Le problème, c’est que le pervers narcissique refusant de considérer qu’il est malade, les thérapies n’ont pas de prise sur lui.

S’il accepte de s’y soumettre, pour pouvoir dire qu’il a fait « tous les efforts possibles », pour pouvoir argumenter auprès de son entourage « qu’une fois de plus il se soumet à des caprices, en espérant que la situation s’améliore ensuite », il va vite considérer le thérapeute comme nul et incompétent et la thérapie comme totalement inutile.

Il arrive également – et c’est encore plus pernicieux – qu’il retourne le thérapeute contre celui ou celle déjà victime.
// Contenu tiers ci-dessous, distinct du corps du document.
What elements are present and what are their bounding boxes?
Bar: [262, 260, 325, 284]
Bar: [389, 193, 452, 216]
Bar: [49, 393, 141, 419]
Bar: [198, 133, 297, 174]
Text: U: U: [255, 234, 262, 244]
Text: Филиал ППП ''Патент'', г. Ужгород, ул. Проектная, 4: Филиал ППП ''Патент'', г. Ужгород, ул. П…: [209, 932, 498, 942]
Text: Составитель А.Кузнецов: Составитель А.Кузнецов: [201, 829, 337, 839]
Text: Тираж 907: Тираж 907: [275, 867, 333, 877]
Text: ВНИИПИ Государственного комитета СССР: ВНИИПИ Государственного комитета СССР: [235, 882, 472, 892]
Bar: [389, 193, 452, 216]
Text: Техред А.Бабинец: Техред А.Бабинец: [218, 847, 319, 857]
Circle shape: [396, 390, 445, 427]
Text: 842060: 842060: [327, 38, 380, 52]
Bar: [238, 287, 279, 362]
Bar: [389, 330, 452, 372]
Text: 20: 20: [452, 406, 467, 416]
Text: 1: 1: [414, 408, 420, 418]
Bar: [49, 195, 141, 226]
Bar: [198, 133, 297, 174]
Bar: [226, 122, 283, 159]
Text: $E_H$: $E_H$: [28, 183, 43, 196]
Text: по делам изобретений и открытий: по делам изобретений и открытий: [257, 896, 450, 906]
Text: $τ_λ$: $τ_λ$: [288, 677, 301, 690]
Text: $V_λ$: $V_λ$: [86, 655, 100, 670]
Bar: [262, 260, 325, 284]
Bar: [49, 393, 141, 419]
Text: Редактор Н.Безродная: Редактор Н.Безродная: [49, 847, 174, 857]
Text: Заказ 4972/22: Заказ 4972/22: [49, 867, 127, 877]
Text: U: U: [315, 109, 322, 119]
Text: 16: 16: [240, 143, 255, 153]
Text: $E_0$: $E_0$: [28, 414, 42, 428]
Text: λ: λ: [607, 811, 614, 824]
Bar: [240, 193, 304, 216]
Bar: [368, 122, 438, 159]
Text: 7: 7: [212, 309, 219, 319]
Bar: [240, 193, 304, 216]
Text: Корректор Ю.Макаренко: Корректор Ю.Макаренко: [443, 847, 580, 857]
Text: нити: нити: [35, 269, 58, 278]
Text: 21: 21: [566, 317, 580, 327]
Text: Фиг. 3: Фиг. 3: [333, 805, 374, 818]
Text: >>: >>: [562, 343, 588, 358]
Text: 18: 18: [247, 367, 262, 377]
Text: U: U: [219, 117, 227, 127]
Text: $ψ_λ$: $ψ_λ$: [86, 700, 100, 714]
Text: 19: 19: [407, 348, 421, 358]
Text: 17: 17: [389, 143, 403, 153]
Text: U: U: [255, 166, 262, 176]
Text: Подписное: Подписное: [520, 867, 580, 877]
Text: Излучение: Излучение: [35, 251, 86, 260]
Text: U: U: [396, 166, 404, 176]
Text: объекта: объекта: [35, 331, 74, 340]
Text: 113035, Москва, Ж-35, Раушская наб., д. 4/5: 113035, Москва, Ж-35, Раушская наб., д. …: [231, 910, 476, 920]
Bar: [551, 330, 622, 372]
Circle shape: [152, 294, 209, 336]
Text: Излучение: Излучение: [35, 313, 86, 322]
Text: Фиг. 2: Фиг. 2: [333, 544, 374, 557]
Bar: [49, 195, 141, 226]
La « proie », qui pendant un temps a pu se sentir rassurée, soulagée, se disant qu’elle allait, enfin ! , être entendue, se retrouve non seulement à devoir supporter de nouvelles réprimandes et autres brimades, mais à devoir assumer le regard méfiant du thérapeute, certes prêt à l’aider, mais complètement abusé par une personnalité toxique.
Et le PN gagne deux fois : il ne sera pas suivi ; il passe à nouveau pour victime, lorsqu’il est le bourreau.

Le refus de se considérer comme malade pousse encore plus loin le PN.
Non seulement il ne suivra aucun conseil de thérapeute, non seulement il pourra retourner la situation contre sa victime, mais plus encore, il s’instruira du jugement du psychiatre/psychologue… rencontré, apprendra de lui les mots et les termes utiles pour mieux les resservir en plats chauds, et trois, à sa victime, lorsqu’il aura choisi de lui faire un peu plus mal. De lui dire à nouveau que c’est elle, la folle. De faire en sorte qu’elle se croit malade.